Interracial Families Discuss Racism
Interracial Families Dealing with Racism

Interracial families and racism would seem to go hand-in-hand. Yet, with many children in these families passing as white, it can often be a topic, i.e. race, that is never addressed or discussed. Often when the children “pass” as white, it is easier to not talk about white privilege given there is a black member of the family too.

This can be quite a confusing set-up for children, and so that is why I was interested in this article I read in The Washington Post regarding interracial couples finding it to be a challenge to discuss the killing of George Floyd and how this affects them being half white and half black.

Being a biracial person myself, it is difficult to look at both parts of my racial identity that make me up and claim them equally. For me, since I pass as white, my family, peers, friends, professional colleagues, and society in general see me as a white person who married an Indian man — given my last name.

No matter how I seek to be seen as equally white and East Indian, it is of no use as I have been named as white given my skin color. My guess is parents who are black and white and have children together, skin color can often dictate how the idea of race is framed for their children — if it is spoken to at all. Now a horrific incident like the George Floyd video shows, and interracial couples are being challenged to discuss the idea of racism in the open with their kids — and face it themselves, i.e. the costs the adults may have endured for choosing to marry outside of their racial identity.

I hear at once in the article the idea of talking about the incident and seeking to name racism in society and how it can be felt — from police brutality to micro aggressions that people endure on a daily basis. I also hear the parents seeking to protect their kids from all of these hard topics and not burden them with the race card, especially what it means to be half white and half black in America, if those are the two racial identities that make the children up.
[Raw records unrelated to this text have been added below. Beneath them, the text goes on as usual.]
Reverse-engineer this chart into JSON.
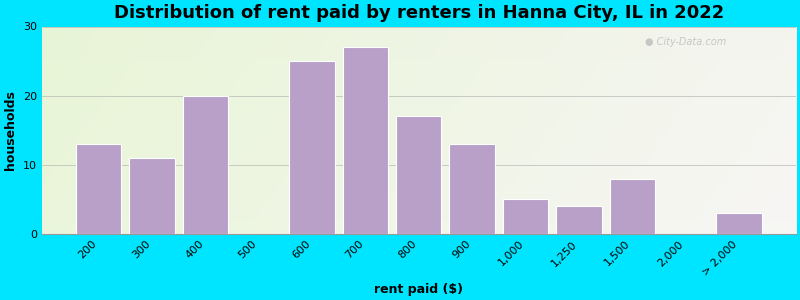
{
  "title": "Distribution of rent paid by renters in Hanna City, IL in 2022",
  "xlabel": "rent paid ($)",
  "ylabel": "households",
  "categories": [
    "200",
    "300",
    "400",
    "500",
    "600",
    "700",
    "800",
    "900",
    "1,000",
    "1,250",
    "1,500",
    "2,000",
    "> 2,000"
  ],
  "values": [
    13,
    11,
    20,
    0,
    25,
    27,
    17,
    13,
    5,
    4,
    8,
    0,
    3
  ],
  "bar_color": "#b8a0c8",
  "bar_edge_color": "#ffffff",
  "bg_outer": "#00e5ff",
  "ylim": [
    0,
    30
  ],
  "yticks": [
    0,
    10,
    20,
    30
  ],
  "title_fontsize": 13,
  "axis_label_fontsize": 9,
  "tick_fontsize": 8
}
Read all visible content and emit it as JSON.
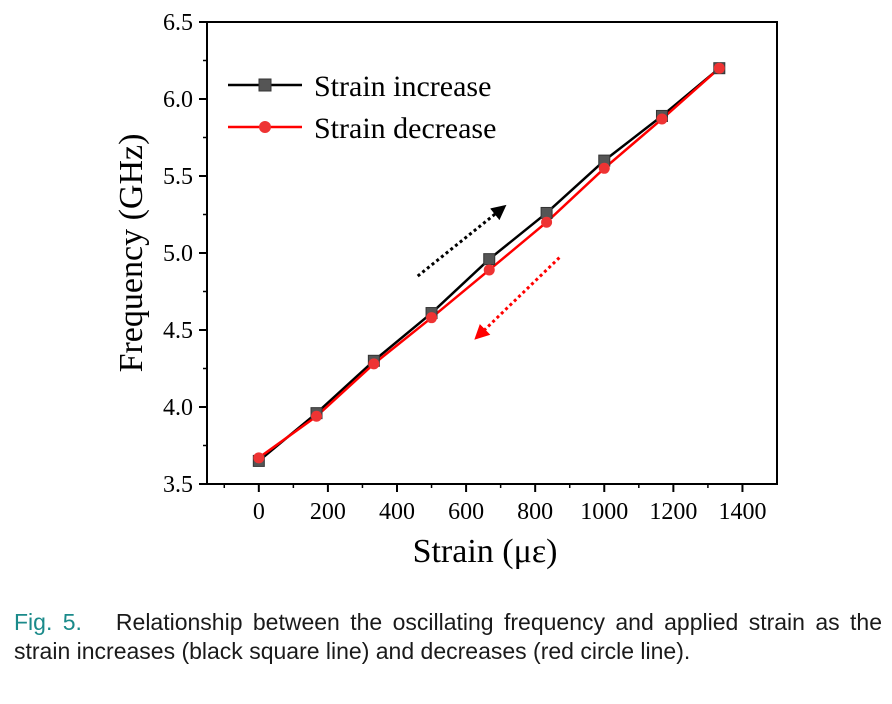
{
  "chart_data": {
    "type": "line",
    "xlabel": "Strain (με)",
    "ylabel": "Frequency (GHz)",
    "xlim": [
      -150,
      1500
    ],
    "ylim": [
      3.5,
      6.5
    ],
    "xticks": [
      "0",
      "200",
      "400",
      "600",
      "800",
      "1000",
      "1200",
      "1400"
    ],
    "xtick_values": [
      0,
      200,
      400,
      600,
      800,
      1000,
      1200,
      1400
    ],
    "yticks": [
      "3.5",
      "4.0",
      "4.5",
      "5.0",
      "5.5",
      "6.0",
      "6.5"
    ],
    "ytick_values": [
      3.5,
      4.0,
      4.5,
      5.0,
      5.5,
      6.0,
      6.5
    ],
    "series": [
      {
        "name": "Strain increase",
        "color": "#000000",
        "marker": "square",
        "marker_color": "#555555",
        "x": [
          0,
          167,
          333,
          500,
          667,
          833,
          1000,
          1167,
          1333
        ],
        "y": [
          3.65,
          3.96,
          4.3,
          4.61,
          4.96,
          5.26,
          5.6,
          5.89,
          6.2
        ]
      },
      {
        "name": "Strain decrease",
        "color": "#ff0000",
        "marker": "circle",
        "marker_color": "#ee3333",
        "x": [
          0,
          167,
          333,
          500,
          667,
          833,
          1000,
          1167,
          1333
        ],
        "y": [
          3.67,
          3.94,
          4.28,
          4.58,
          4.89,
          5.2,
          5.55,
          5.87,
          6.2
        ]
      }
    ],
    "legend_position": "top-left",
    "annotations": [
      {
        "kind": "arrow",
        "style": "dotted",
        "color": "#000000",
        "direction": "up-right",
        "from": [
          460,
          4.85
        ],
        "to": [
          710,
          5.3
        ]
      },
      {
        "kind": "arrow",
        "style": "dotted",
        "color": "#ff0000",
        "direction": "down-left",
        "from": [
          870,
          4.97
        ],
        "to": [
          630,
          4.45
        ]
      }
    ]
  },
  "caption": {
    "label": "Fig. 5.",
    "text": "Relationship between the oscillating frequency and applied strain as the strain increases (black square line) and decreases (red circle line)."
  }
}
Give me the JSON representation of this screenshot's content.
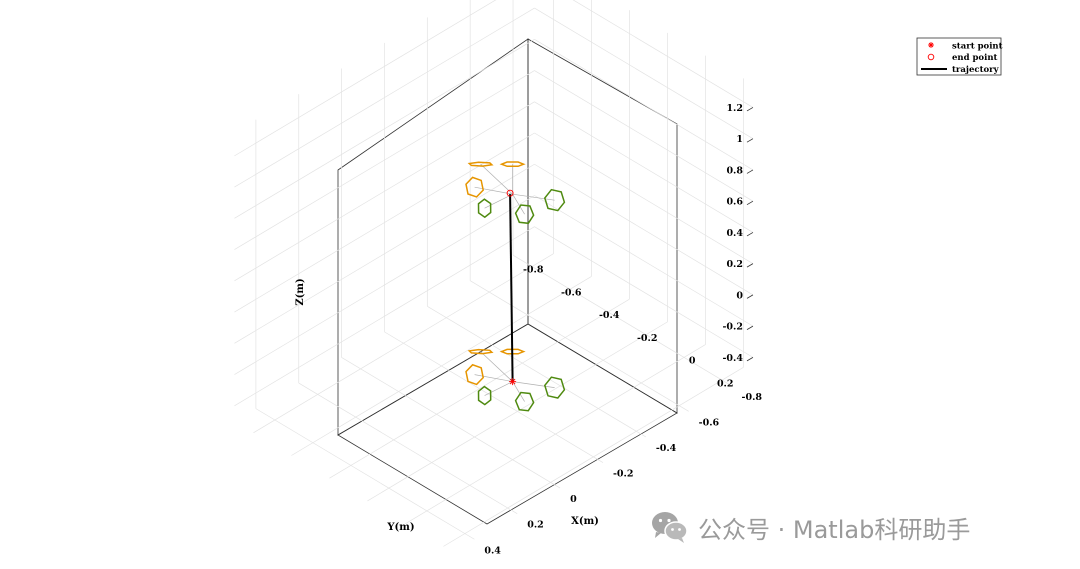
{
  "chart_data": {
    "type": "3d-line",
    "xlabel": "X(m)",
    "ylabel": "Y(m)",
    "zlabel": "Z(m)",
    "x_ticks": [
      "-0.8",
      "-0.6",
      "-0.4",
      "-0.2",
      "0",
      "0.2",
      "0.4"
    ],
    "y_ticks": [
      "-0.8",
      "-0.6",
      "-0.4",
      "-0.2",
      "0",
      "0.2"
    ],
    "z_ticks": [
      "1.2",
      "1",
      "0.8",
      "0.6",
      "0.4",
      "0.2",
      "0",
      "-0.2",
      "-0.4"
    ],
    "xlim": [
      -0.9,
      0.5
    ],
    "ylim": [
      -0.9,
      0.25
    ],
    "zlim": [
      -0.5,
      1.35
    ],
    "grid": true,
    "legend_position": "top-right",
    "legend": [
      {
        "label": "start point",
        "marker": "asterisk",
        "color": "#ff0000"
      },
      {
        "label": "end point",
        "marker": "circle",
        "color": "#ff0000"
      },
      {
        "label": "trajectory",
        "marker": "line",
        "color": "#000000"
      }
    ],
    "series": [
      {
        "name": "trajectory",
        "color": "#000000",
        "start": {
          "x": 0,
          "y": 0,
          "z": 0
        },
        "end": {
          "x": 0,
          "y": 0,
          "z": 1.2
        }
      }
    ],
    "drone_models": [
      {
        "at": "start",
        "z": 0
      },
      {
        "at": "end",
        "z": 1.2
      }
    ],
    "colors": {
      "rotor_front": "#e69500",
      "rotor_rear": "#4f8a10",
      "arm": "#b0b0b0",
      "marker": "#ff0000",
      "trajectory": "#000000"
    }
  },
  "watermark": {
    "text": "公众号 · Matlab科研助手"
  }
}
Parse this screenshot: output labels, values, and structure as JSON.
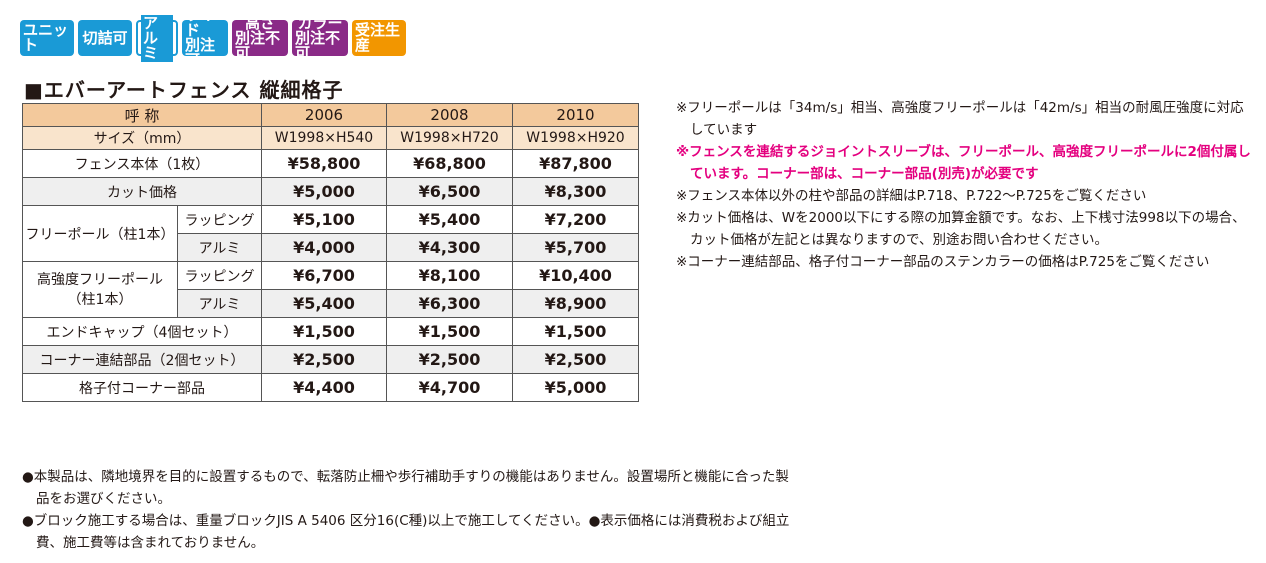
{
  "badges": [
    {
      "line1": "ユニット",
      "line2": "",
      "style": "blue"
    },
    {
      "line1": "切詰可",
      "line2": "",
      "style": "blue"
    },
    {
      "line1": "アルミ",
      "line2": "",
      "style": "outline"
    },
    {
      "line1": "ワイド",
      "line2": "別注可",
      "style": "blue"
    },
    {
      "line1": "高さ",
      "line2": "別注不可",
      "style": "purple"
    },
    {
      "line1": "カラー",
      "line2": "別注不可",
      "style": "purple"
    },
    {
      "line1": "受注生産",
      "line2": "",
      "style": "orange"
    }
  ],
  "colors": {
    "blue": "#1a9ad6",
    "purple": "#8a2a87",
    "orange": "#f29600",
    "header": "#f3c99c",
    "pink": "#e4007f"
  },
  "title": "■エバーアートフェンス 縦細格子",
  "table": {
    "header": {
      "label": "呼 称",
      "cols": [
        "2006",
        "2008",
        "2010"
      ]
    },
    "size": {
      "label": "サイズ（mm）",
      "cols": [
        "W1998×H540",
        "W1998×H720",
        "W1998×H920"
      ]
    },
    "fence_body": {
      "label": "フェンス本体（1枚）",
      "vals": [
        "¥58,800",
        "¥68,800",
        "¥87,800"
      ]
    },
    "cut_price": {
      "label": "カット価格",
      "vals": [
        "¥5,000",
        "¥6,500",
        "¥8,300"
      ]
    },
    "free_pole": {
      "label": "フリーポール（柱1本）",
      "wrap": {
        "label": "ラッピング",
        "vals": [
          "¥5,100",
          "¥5,400",
          "¥7,200"
        ]
      },
      "alumi": {
        "label": "アルミ",
        "vals": [
          "¥4,000",
          "¥4,300",
          "¥5,700"
        ]
      }
    },
    "hs_pole": {
      "label1": "高強度フリーポール",
      "label2": "（柱1本）",
      "wrap": {
        "label": "ラッピング",
        "vals": [
          "¥6,700",
          "¥8,100",
          "¥10,400"
        ]
      },
      "alumi": {
        "label": "アルミ",
        "vals": [
          "¥5,400",
          "¥6,300",
          "¥8,900"
        ]
      }
    },
    "end_cap": {
      "label": "エンドキャップ（4個セット）",
      "vals": [
        "¥1,500",
        "¥1,500",
        "¥1,500"
      ]
    },
    "corner_joint": {
      "label": "コーナー連結部品（2個セット）",
      "vals": [
        "¥2,500",
        "¥2,500",
        "¥2,500"
      ]
    },
    "lattice_corner": {
      "label": "格子付コーナー部品",
      "vals": [
        "¥4,400",
        "¥4,700",
        "¥5,000"
      ]
    }
  },
  "notes": [
    {
      "text": "※フリーポールは「34m/s」相当、高強度フリーポールは「42m/s」相当の耐風圧強度に対応しています",
      "pink": false
    },
    {
      "text": "※フェンスを連結するジョイントスリーブは、フリーポール、高強度フリーポールに2個付属しています。コーナー部は、コーナー部品(別売)が必要です",
      "pink": true
    },
    {
      "text": "※フェンス本体以外の柱や部品の詳細はP.718、P.722〜P.725をご覧ください",
      "pink": false
    },
    {
      "text": "※カット価格は、Wを2000以下にする際の加算金額です。なお、上下桟寸法998以下の場合、カット価格が左記とは異なりますので、別途お問い合わせください。",
      "pink": false
    },
    {
      "text": "※コーナー連結部品、格子付コーナー部品のステンカラーの価格はP.725をご覧ください",
      "pink": false
    }
  ],
  "footer": [
    "●本製品は、隣地境界を目的に設置するもので、転落防止柵や歩行補助手すりの機能はありません。設置場所と機能に合った製品をお選びください。",
    "●ブロック施工する場合は、重量ブロックJIS A 5406 区分16(C種)以上で施工してください。●表示価格には消費税および組立費、施工費等は含まれておりません。"
  ]
}
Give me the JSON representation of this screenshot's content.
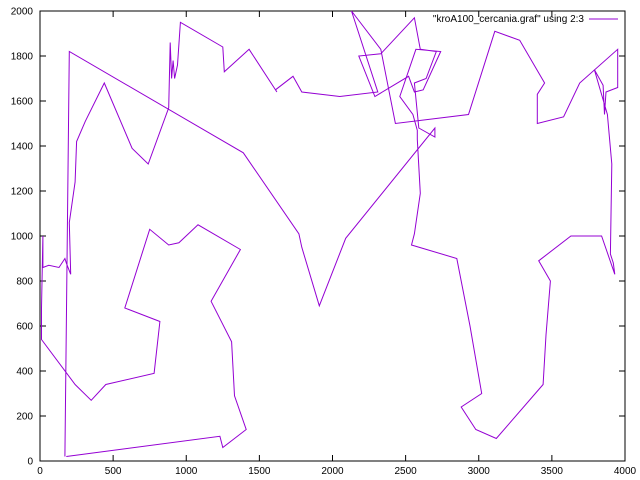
{
  "chart_data": {
    "type": "line",
    "title": "",
    "xlabel": "",
    "ylabel": "",
    "xlim": [
      0,
      4000
    ],
    "ylim": [
      0,
      2000
    ],
    "xticks": [
      0,
      500,
      1000,
      1500,
      2000,
      2500,
      3000,
      3500,
      4000
    ],
    "yticks": [
      0,
      200,
      400,
      600,
      800,
      1000,
      1200,
      1400,
      1600,
      1800,
      2000
    ],
    "grid": false,
    "legend_position": "top-right",
    "series": [
      {
        "name": "\"kroA100_cercania.graf\" using 2:3",
        "color": "#9400d3",
        "x": [
          170,
          200,
          1390,
          1770,
          1790,
          1910,
          2090,
          2700,
          2700,
          2590,
          2560,
          2640,
          2710,
          2600,
          2560,
          2330,
          2180,
          2290,
          2520,
          2560,
          2620,
          2740,
          2570,
          2460,
          2550,
          2580,
          2580,
          2600,
          2560,
          2540,
          2850,
          2940,
          3020,
          2880,
          2980,
          3120,
          3440,
          3460,
          3490,
          3410,
          3630,
          3840,
          3930,
          3920,
          3900,
          3910,
          3880,
          3790,
          3850,
          3860,
          3870,
          3950,
          3950,
          3690,
          3580,
          3400,
          3400,
          3450,
          3280,
          3110,
          2930,
          2430,
          2330,
          2130,
          2310,
          2050,
          1790,
          1730,
          1610,
          1620,
          1430,
          1260,
          1250,
          960,
          940,
          920,
          910,
          900,
          890,
          880,
          740,
          630,
          440,
          310,
          250,
          240,
          200,
          210,
          180,
          170,
          130,
          60,
          20,
          20,
          10,
          10,
          240,
          350,
          450,
          780,
          820,
          580,
          750,
          880,
          950,
          1080,
          1370,
          1170,
          1310,
          1330,
          1410,
          1250,
          1230,
          180
        ],
        "y": [
          20,
          1820,
          1370,
          1010,
          950,
          690,
          990,
          1480,
          1440,
          1480,
          1680,
          1700,
          1820,
          1830,
          1970,
          1810,
          1800,
          1620,
          1710,
          1640,
          1650,
          1820,
          1830,
          1620,
          1540,
          1470,
          1430,
          1190,
          1010,
          960,
          900,
          600,
          300,
          240,
          140,
          100,
          340,
          560,
          800,
          890,
          1000,
          1000,
          830,
          880,
          920,
          1320,
          1540,
          1740,
          1670,
          1540,
          1640,
          1660,
          1830,
          1680,
          1530,
          1500,
          1630,
          1680,
          1870,
          1910,
          1540,
          1500,
          1830,
          2000,
          1640,
          1620,
          1640,
          1710,
          1650,
          1640,
          1830,
          1730,
          1840,
          1950,
          1760,
          1700,
          1780,
          1700,
          1860,
          1570,
          1320,
          1390,
          1680,
          1510,
          1420,
          1240,
          1060,
          830,
          880,
          900,
          860,
          870,
          860,
          1000,
          680,
          540,
          340,
          270,
          340,
          390,
          620,
          680,
          1030,
          960,
          970,
          1050,
          940,
          710,
          530,
          290,
          140,
          60,
          110,
          20
        ]
      }
    ]
  }
}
What is positive in my opinion? People are speaking out in their families, to their friends, and in society regarding what it means to be black in society. What it means to be white in society. And now – as this article points out – what it means to be both black and white. Often, you are met with indifference as you are seen and named by all as what your skin tone offers. That’s the very first hurt biracial people face.

Being biracial or multiracial is not an easy path, particularly in these times that we are facing. Owning all parts of our selves that make up our racial identity is more important than ever. I am grateful to see major news outlets bringing this story out to the frontlines.